3 Tips To Take Your Denial Management Process To The Next Level

Tips To Make Denial Management Process More Accurate By now, these medical payment denial statistics are old news:
•  50-65% of denied claims are never reworked
•  200 million claims are rejected every year
•  90% of denials are avoidable

Although these numbers are common and, most likely, first-hand knowledge among providers, they continue to frustrate medical practices year after year.

That’s why focusing on the last statistic—the 90% that are avoidable—is so important. That’s where the hidden revenue lies. Solving, or at the very least resolving, a good chunk of this issue, is one way to get denials under control.

I. First, Physician Heal Thyself:

The first step is to remove the physician from the day-to-day denials-management process. Physicians around the world are already spending too much time behind a computer screen. A study published in the Annals of Internal drugs found physicians spend a significant part of their day not treating patients, but instead completing other tasks. These physicians spent approximately 27 percent of their time in face-to-face clinical contact with patients, while spending up to four hours on “desk work” for every one hour treating patients. This study had a somewhat small sample size, but it’s easy to see that as contracting and billing grows more complex, physicians may end up spending even more time with a computer and less with patients.

Whether the billing experts are members of the practice or external experts, physicians who hand off the denials management process increase the time they can spend with patients, and can improve productivity and boost revenue by allowing experts to take control of the process.

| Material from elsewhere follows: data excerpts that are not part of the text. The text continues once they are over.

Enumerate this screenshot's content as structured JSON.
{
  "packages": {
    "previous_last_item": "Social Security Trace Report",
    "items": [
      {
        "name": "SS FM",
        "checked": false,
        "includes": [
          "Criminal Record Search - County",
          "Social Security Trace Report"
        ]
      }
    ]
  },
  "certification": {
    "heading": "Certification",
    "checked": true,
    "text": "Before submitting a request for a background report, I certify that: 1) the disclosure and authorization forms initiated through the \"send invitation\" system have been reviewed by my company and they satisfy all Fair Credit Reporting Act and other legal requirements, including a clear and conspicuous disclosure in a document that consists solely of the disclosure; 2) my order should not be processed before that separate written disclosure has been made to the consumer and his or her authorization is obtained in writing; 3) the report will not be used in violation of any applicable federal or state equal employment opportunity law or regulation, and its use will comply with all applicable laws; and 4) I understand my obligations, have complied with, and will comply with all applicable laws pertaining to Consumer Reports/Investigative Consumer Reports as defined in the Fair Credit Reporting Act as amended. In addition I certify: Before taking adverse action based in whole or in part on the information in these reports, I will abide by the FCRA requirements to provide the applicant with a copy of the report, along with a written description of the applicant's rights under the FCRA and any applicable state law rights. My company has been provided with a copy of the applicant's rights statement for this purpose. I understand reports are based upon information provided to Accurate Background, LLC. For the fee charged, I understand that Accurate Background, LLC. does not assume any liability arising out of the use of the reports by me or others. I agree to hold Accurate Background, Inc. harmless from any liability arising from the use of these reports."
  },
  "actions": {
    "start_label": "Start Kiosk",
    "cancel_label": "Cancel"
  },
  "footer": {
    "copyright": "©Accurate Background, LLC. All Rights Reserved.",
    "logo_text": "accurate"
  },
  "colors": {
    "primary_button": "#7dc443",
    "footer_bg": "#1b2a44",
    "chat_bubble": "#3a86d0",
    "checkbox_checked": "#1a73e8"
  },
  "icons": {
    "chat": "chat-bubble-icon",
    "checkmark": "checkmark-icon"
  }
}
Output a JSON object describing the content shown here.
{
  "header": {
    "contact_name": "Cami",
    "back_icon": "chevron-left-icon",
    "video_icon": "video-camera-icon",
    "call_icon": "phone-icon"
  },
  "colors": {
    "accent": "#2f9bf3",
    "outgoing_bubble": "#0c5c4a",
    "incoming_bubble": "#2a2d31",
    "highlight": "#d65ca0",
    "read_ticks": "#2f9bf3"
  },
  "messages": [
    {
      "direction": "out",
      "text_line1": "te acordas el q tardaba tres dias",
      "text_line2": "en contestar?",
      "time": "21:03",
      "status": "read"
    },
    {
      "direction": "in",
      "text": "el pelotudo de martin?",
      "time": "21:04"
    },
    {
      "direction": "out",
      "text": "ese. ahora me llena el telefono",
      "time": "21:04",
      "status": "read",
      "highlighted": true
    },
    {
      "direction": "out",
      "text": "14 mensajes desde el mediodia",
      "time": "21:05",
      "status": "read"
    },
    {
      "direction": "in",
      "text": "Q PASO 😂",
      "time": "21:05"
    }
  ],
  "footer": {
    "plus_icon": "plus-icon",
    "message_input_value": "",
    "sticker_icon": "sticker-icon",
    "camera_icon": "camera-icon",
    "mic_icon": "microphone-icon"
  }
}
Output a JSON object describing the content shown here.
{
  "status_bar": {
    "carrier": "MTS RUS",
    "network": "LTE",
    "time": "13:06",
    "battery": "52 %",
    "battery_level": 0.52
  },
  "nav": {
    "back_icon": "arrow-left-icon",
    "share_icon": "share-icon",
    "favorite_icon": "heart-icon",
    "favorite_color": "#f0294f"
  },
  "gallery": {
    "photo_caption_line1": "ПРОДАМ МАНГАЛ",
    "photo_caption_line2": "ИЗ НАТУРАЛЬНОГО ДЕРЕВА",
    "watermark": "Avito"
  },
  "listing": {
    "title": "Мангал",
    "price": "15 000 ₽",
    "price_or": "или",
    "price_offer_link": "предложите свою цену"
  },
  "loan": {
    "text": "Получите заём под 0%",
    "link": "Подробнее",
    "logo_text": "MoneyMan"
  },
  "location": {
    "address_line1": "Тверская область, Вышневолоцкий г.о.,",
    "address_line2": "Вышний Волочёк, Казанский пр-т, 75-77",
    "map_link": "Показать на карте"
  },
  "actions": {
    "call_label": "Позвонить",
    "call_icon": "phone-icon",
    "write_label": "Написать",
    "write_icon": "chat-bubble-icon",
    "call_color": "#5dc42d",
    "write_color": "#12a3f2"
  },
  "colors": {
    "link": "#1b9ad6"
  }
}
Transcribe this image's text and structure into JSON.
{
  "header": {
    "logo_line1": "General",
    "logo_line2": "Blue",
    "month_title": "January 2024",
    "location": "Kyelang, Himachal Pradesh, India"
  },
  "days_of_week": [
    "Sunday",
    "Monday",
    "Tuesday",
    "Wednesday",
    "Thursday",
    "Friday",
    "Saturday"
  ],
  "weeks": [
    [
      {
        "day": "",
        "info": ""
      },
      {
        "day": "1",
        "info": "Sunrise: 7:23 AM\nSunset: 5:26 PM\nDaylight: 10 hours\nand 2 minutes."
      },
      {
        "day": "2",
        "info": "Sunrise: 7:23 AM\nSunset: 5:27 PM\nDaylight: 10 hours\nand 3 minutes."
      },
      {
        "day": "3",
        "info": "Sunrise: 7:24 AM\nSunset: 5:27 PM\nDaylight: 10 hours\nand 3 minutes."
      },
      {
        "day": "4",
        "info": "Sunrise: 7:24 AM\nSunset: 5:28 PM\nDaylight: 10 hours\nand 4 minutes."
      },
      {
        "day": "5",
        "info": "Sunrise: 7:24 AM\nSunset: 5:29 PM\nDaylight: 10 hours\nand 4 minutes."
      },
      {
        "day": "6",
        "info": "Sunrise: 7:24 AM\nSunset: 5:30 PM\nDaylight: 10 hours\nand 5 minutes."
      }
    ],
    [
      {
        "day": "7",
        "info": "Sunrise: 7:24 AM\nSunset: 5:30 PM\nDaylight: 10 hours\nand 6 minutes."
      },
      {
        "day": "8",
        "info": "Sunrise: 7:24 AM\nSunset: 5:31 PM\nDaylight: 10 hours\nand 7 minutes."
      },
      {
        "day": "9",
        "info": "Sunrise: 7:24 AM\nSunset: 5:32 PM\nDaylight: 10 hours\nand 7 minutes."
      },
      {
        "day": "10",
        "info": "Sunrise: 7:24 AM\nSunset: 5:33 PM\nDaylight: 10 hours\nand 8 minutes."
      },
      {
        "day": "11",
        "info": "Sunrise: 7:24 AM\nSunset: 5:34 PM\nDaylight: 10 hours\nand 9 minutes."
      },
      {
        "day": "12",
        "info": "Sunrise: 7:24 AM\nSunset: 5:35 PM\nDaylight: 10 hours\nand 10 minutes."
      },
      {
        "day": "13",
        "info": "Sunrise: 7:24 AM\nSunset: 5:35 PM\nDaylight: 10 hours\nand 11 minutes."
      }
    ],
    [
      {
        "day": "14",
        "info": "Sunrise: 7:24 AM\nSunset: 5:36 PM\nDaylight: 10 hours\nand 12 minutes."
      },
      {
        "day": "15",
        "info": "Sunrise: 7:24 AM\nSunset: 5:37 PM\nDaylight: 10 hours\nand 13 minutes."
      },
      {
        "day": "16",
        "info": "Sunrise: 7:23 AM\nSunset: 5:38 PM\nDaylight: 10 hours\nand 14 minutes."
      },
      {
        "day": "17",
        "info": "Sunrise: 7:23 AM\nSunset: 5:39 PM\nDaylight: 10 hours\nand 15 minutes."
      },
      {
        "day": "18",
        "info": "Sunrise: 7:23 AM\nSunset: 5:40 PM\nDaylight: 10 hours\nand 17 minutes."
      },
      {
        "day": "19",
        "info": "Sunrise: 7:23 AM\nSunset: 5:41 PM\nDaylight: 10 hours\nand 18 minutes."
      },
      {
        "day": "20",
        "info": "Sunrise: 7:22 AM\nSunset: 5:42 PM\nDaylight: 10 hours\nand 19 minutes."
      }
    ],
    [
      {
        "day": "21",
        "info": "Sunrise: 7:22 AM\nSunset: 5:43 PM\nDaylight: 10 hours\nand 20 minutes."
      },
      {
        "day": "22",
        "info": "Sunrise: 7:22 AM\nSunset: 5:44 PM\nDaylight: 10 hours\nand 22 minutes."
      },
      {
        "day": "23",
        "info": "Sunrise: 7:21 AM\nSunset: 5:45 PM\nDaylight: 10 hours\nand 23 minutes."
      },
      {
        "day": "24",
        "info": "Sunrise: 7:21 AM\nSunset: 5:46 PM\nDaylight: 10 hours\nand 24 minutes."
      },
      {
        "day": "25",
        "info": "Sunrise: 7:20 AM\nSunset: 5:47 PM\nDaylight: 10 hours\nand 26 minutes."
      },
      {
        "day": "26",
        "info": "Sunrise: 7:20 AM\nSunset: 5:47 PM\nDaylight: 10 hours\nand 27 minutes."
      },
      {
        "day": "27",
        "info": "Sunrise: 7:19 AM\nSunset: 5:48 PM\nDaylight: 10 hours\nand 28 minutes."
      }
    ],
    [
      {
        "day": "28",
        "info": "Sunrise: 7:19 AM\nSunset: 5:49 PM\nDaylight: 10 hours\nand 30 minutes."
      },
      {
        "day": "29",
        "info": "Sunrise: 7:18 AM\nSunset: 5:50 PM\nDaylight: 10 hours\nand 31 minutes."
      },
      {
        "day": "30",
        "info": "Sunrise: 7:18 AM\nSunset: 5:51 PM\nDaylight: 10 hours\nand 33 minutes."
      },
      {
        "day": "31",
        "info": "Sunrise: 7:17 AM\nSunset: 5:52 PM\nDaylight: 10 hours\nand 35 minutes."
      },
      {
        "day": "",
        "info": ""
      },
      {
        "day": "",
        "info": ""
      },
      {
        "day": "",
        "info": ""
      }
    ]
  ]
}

II. Next, Automation For The People:

Artificial intelligence (AI) is all over the news today, often classified as a savior to business or the end of the workplace as we know it. The truth, like anything, is somewhere in between. AI, like other technologies, is a tool that can be used to increase productivity and efficiency. For providers, AI’s older sibling, automation, can be used to decrease, or even eliminate, denials.

As a business practice, automation can be used to enhance the provider’s office staff. An automated denials management solution can increase efficiency by allowing staff to focus on other issues that require resolution.

III. Finally, Bring It Together:

Attacking denied claims in advance, before they happen, is the objective. This allows providers the opportunity to chip away at that 90%. While there are many ways to impact this number, here are three important tactics to start with:

  • Patient eligibility should be high on the provider check-list, perhaps in the number one spot. Checking patient eligibility in advance ensures that patients have coverage to reimburse the treatment.
  • The claim itself must be clean: treatment codes, which change over time, must be kept up-to-date. Keeping track of those changes is difficult and time-consuming, but an automated solution has the ability to keep codes updated.
  • No matter how much effort is expended verifying eligibility and checking claims, some will be denied. But even this event has a positive outcome: Practices can understand and identify the common reasons for denials, which will help prevent them in the future. A strong automated denials workflow helps ensure these mistakes don’t reoccur by using repeatable rules to ensure office staff understand the reasons behind denials.
  • Automating this portion of the revenue cycle management process can provide exceptional value to providers as the process also influences the 50% plus of denied claims that are never resubmitted to payers. The best solutions examine current and retroactive denials to ensure the practice receives all the reimbursement it deserves, which helps ensures providers get on the right side of that 90%.